The second finding of this study was that the long-term functions of the first and second knees were not significantly different for any time interval. Many studies of staged BTKA have shown that patients have inferior postoperative functional scores for the second-operated knee compared with the first in the short term [19,20,21]. Poultsides et al. [22]. reported that patients’ preoperative expectations increased for the second surgery compared with the first. This might be one of the main reasons for the poorer clinical outcomes of the second knee. Conversely, Qutob et al. reported that patients with bilateral knee OA commonly elect to have the most symptomatic knee done first [19]. Different symptoms between the two knees lead to different degrees of postoperative improvement, which in turn subjectively influences patient functional scores. In a meta-analysis comparing the clinical outcomes of staged BTKAs, Malahias et al. posited that any postoperative differences between the first and second knees would disappear with longer follow-up. The results of this study, and those of Lizaur-Utrilla et al. [7], confirm that hypothesis. Similar to this study, Lizaur-Utrilla et al. showed that BTKAs performed at different intervals yielded equivalent function scores between the knees at the 5-year follow-up, although the “mental score” and patient satisfaction were better for the second TKA.

Age and TKA type (PS vs. MP) did not influence the outcomes. A study comparing simultaneous and staged BTKA reported that age did not affect the postoperative Oxford Knee Score in either knee [23]. Several studies reported no significant differences in clinical results between the two prosthesis types among patients undergoing unilateral TKA [24, 25]. No study has analyzed whether these two different prostheses influence outcomes in patients with staged BTKA at different intervals. Lizaur-Utrilla et al. found no significant differences in KSS or WOMAC scores between cruciate-retaining and PS TKA [7].

This study had several limitations that should be considered. Firstly, the study was retrospective; the complications of patients admitted to other medical institutions may not have been captured.

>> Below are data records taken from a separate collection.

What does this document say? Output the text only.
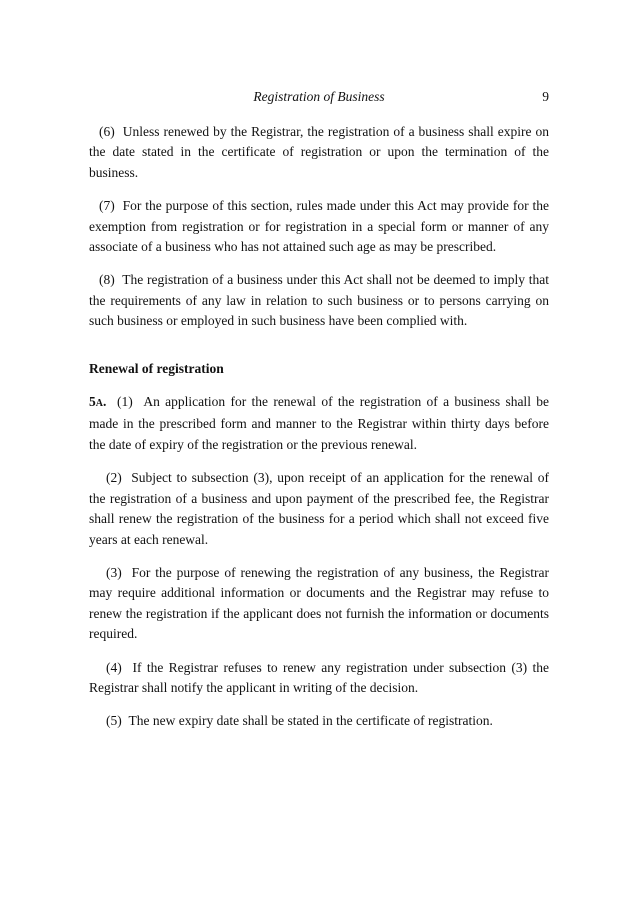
Registration of Business	9

(6) Unless renewed by the Registrar, the registration of a business shall expire on the date stated in the certificate of registration or upon the termination of the business.

(7) For the purpose of this section, rules made under this Act may provide for the exemption from registration or for registration in a special form or manner of any associate of a business who has not attained such age as may be prescribed.

(8) The registration of a business under this Act shall not be deemed to imply that the requirements of any law in relation to such business or to persons carrying on such business or employed in such business have been complied with.

Renewal of registration

5A. (1) An application for the renewal of the registration of a business shall be made in the prescribed form and manner to the Registrar within thirty days before the date of expiry of the registration or the previous renewal.

(2) Subject to subsection (3), upon receipt of an application for the renewal of the registration of a business and upon payment of the prescribed fee, the Registrar shall renew the registration of the business for a period which shall not exceed five years at each renewal.

(3) For the purpose of renewing the registration of any business, the Registrar may require additional information or documents and the Registrar may refuse to renew the registration if the applicant does not furnish the information or documents required.

(4) If the Registrar refuses to renew any registration under subsection (3) the Registrar shall notify the applicant in writing of the decision.

(5) The new expiry date shall be stated in the certificate of registration.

Secondly, we included a relatively small sample, as the patients were recruited from a single hospital. Therefore, the study may have been underpowered. Hence, it will be necessary to conduct a multicentre, prospective, cohort trial to generate higher-level evidence to confirm our findings. In addition to staged and simultaneous BTKA, BTKA also can be staggered by a few days during a single hospitalization. A recent systematic review reported that the use of staggered BTKA is continuing to decline, as it does not appear to confer a clinical advantage over simultaneous procedures [26]. Despite the lower total cost of the staggered BTKA method compared to staged BTKA, more research needs to explore whether it is safer and confers clinical advantages.

Conclusion

This study found no differences in early complications of the second TKA according to whether staged BTKA was performed after a short or long interval. The postoperative long-term function of both knees was also equivalent and unaffected by the length of the surgical interval. Furthermore, age and types of prostheses did not influence the outcomes. Our results can help surgeons discuss the timing of the second TKA with patients, which should be based on their preferences. If patients cannot tolerate severe symptoms in the contralateral knee after the first TKA, the second TKA should be performed as early as possible. If knee joint function is not well recovered after the first TKA, and patients are anxious to undergo the second TKA, surgeons can advise patients to postpone the operation based on these results.